The quest for high-quality data
“AI starts with good data” is a statement that receives wide agreement from data scientists, analysts, and business owners. There has been a significant increase in our ability to build complex AI models for prediction, classification, and various analytics tasks, and there’s an abundance of (fairly easy to use) tools that allow data scientists and analysts to provision complex models within days. However, the lack of data or data-quality issues remains the main bottleneck holding back further adoption of AI technologies. Even with advances in building robust models, the reality is that noisy data and incomplete data remain the biggest hurdles to effective end-to-end solutions. Multiple studies prove that cleaning data is a much more effective investment than enhancing learning robustness.

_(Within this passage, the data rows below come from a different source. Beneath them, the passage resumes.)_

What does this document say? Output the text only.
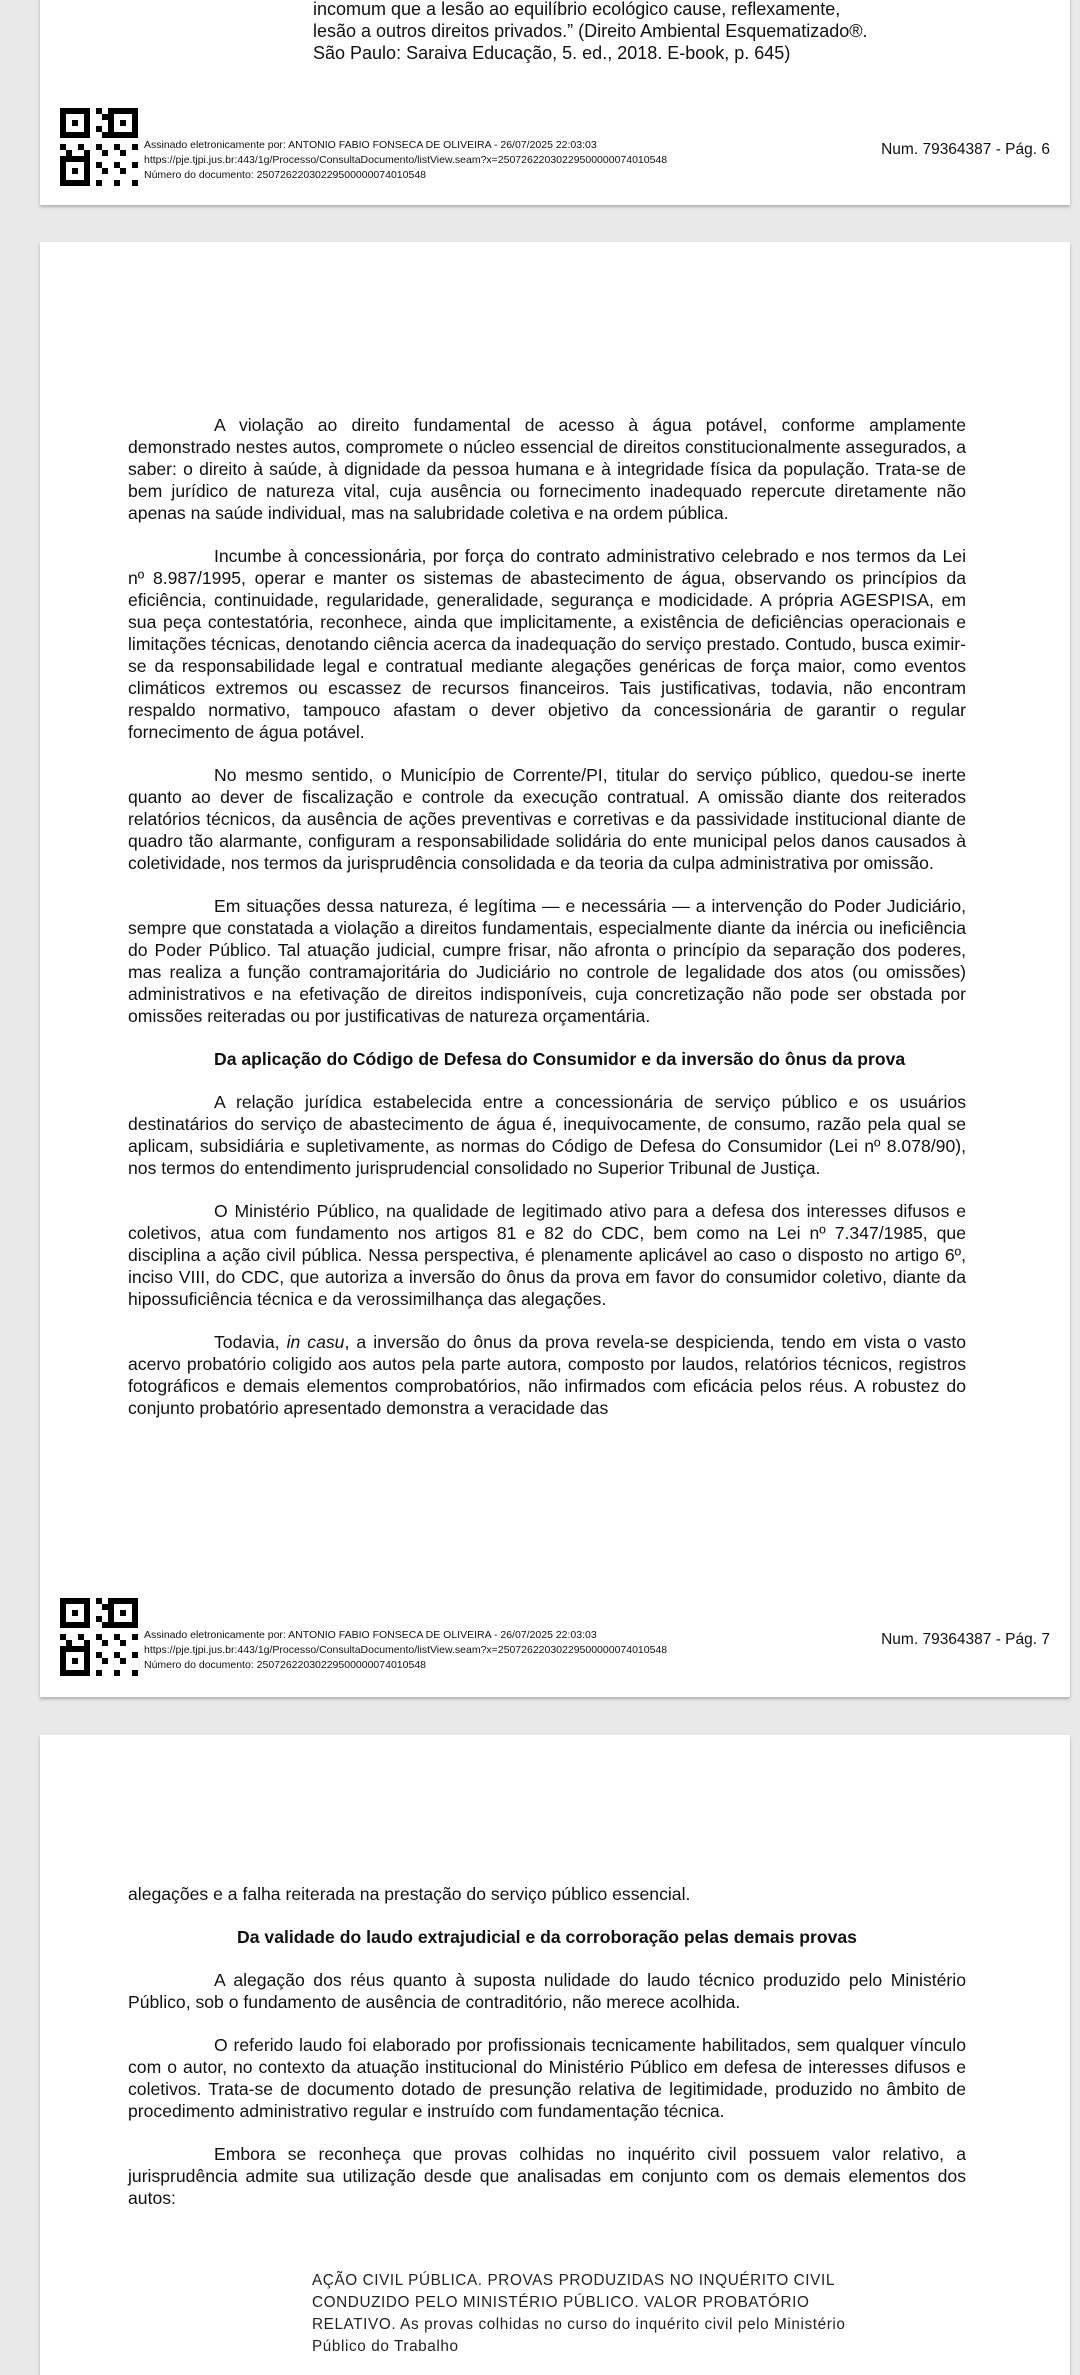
incomum que a lesão ao equilíbrio ecológico cause, reflexamente,

lesão a outros direitos privados.” (Direito Ambiental Esquematizado®.

São Paulo: Saraiva Educação, 5. ed., 2018. E-book, p. 645)

Assinado eletronicamente por: ANTONIO FABIO FONSECA DE OLIVEIRA - 26/07/2025 22:03:03
https://pje.tjpi.jus.br:443/1g/Processo/ConsultaDocumento/listView.seam?x=25072622030229500000074010548
Número do documento: 25072622030229500000074010548
Num. 79364387 - Pág. 6

A violação ao direito fundamental de acesso à água potável, conforme amplamente demonstrado nestes autos, compromete o núcleo essencial de direitos constitucionalmente assegurados, a saber: o direito à saúde, à dignidade da pessoa humana e à integridade física da população. Trata-se de bem jurídico de natureza vital, cuja ausência ou fornecimento inadequado repercute diretamente não apenas na saúde individual, mas na salubridade coletiva e na ordem pública.

Incumbe à concessionária, por força do contrato administrativo celebrado e nos termos da Lei nº 8.987/1995, operar e manter os sistemas de abastecimento de água, observando os princípios da eficiência, continuidade, regularidade, generalidade, segurança e modicidade. A própria AGESPISA, em sua peça contestatória, reconhece, ainda que implicitamente, a existência de deficiências operacionais e limitações técnicas, denotando ciência acerca da inadequação do serviço prestado. Contudo, busca eximir-se da responsabilidade legal e contratual mediante alegações genéricas de força maior, como eventos climáticos extremos ou escassez de recursos financeiros. Tais justificativas, todavia, não encontram respaldo normativo, tampouco afastam o dever objetivo da concessionária de garantir o regular fornecimento de água potável.

No mesmo sentido, o Município de Corrente/PI, titular do serviço público, quedou-se inerte quanto ao dever de fiscalização e controle da execução contratual. A omissão diante dos reiterados relatórios técnicos, da ausência de ações preventivas e corretivas e da passividade institucional diante de quadro tão alarmante, configuram a responsabilidade solidária do ente municipal pelos danos causados à coletividade, nos termos da jurisprudência consolidada e da teoria da culpa administrativa por omissão.

Em situações dessa natureza, é legítima — e necessária — a intervenção do Poder Judiciário, sempre que constatada a violação a direitos fundamentais, especialmente diante da inércia ou ineficiência do Poder Público. Tal atuação judicial, cumpre frisar, não afronta o princípio da separação dos poderes, mas realiza a função contramajoritária do Judiciário no controle de legalidade dos atos (ou omissões) administrativos e na efetivação de direitos indisponíveis, cuja concretização não pode ser obstada por omissões reiteradas ou por justificativas de natureza orçamentária.

Da aplicação do Código de Defesa do Consumidor e da inversão do ônus da prova

A relação jurídica estabelecida entre a concessionária de serviço público e os usuários destinatários do serviço de abastecimento de água é, inequivocamente, de consumo, razão pela qual se aplicam, subsidiária e supletivamente, as normas do Código de Defesa do Consumidor (Lei nº 8.078/90), nos termos do entendimento jurisprudencial consolidado no Superior Tribunal de Justiça.

O Ministério Público, na qualidade de legitimado ativo para a defesa dos interesses difusos e coletivos, atua com fundamento nos artigos 81 e 82 do CDC, bem como na Lei nº 7.347/1985, que disciplina a ação civil pública. Nessa perspectiva, é plenamente aplicável ao caso o disposto no artigo 6º, inciso VIII, do CDC, que autoriza a inversão do ônus da prova em favor do consumidor coletivo, diante da hipossuficiência técnica e da verossimilhança das alegações.

Todavia, in casu, a inversão do ônus da prova revela-se despicienda, tendo em vista o vasto acervo probatório coligido aos autos pela parte autora, composto por laudos, relatórios técnicos, registros fotográficos e demais elementos comprobatórios, não infirmados com eficácia pelos réus. A robustez do conjunto probatório apresentado demonstra a veracidade das

Assinado eletronicamente por: ANTONIO FABIO FONSECA DE OLIVEIRA - 26/07/2025 22:03:03
https://pje.tjpi.jus.br:443/1g/Processo/ConsultaDocumento/listView.seam?x=25072622030229500000074010548
Número do documento: 25072622030229500000074010548
Num. 79364387 - Pág. 7

alegações e a falha reiterada na prestação do serviço público essencial.

Da validade do laudo extrajudicial e da corroboração pelas demais provas

A alegação dos réus quanto à suposta nulidade do laudo técnico produzido pelo Ministério Público, sob o fundamento de ausência de contraditório, não merece acolhida.

O referido laudo foi elaborado por profissionais tecnicamente habilitados, sem qualquer vínculo com o autor, no contexto da atuação institucional do Ministério Público em defesa de interesses difusos e coletivos. Trata-se de documento dotado de presunção relativa de legitimidade, produzido no âmbito de procedimento administrativo regular e instruído com fundamentação técnica.

Embora se reconheça que provas colhidas no inquérito civil possuem valor relativo, a jurisprudência admite sua utilização desde que analisadas em conjunto com os demais elementos dos autos:

AÇÃO CIVIL PÚBLICA. PROVAS PRODUZIDAS NO INQUÉRITO CIVIL CONDUZIDO PELO MINISTÉRIO PÚBLICO. VALOR PROBATÓRIO RELATIVO. As provas colhidas no curso do inquérito civil pelo Ministério Público do Trabalho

Ihab Ilyas highlights this data quality problem and describes the HoloClean framework, a state-of-the-art prediction engine for structured data with direct applications in detecting and repairing data errors, as well as imputing missing labels and values. The framework uses techniques such as data augmentation and self-supervised learning to build models that describe how data is generated and how errors and anomalies are introduced.
University of Waterloo
Ihab Ilyas is a professor in the Cheriton School of Computer Science at the University of Waterloo, where his research focuses on the areas of big data and database systems, with special interest in data quality and integration, managing uncertain data, rank-aware query processing, and information extraction. Ihab is also a cofounder of Tamr, a startup focusing on large-scale data integration and cleaning. He’s a recipient of the Ontario Early Researcher Award (2009), a Cheriton faculty fellowship (2013), an NSERC Discovery Accelerator Award (2014), and a Google Faculty Award (2014), and he’s an ACM Distinguished Scientist. Ihab is an elected member of the VLDB Endowment board of trustees and an associate editor of ACM Transactions of Database Systems (TODS). He holds a PhD in computer science from Purdue University, West Lafayette.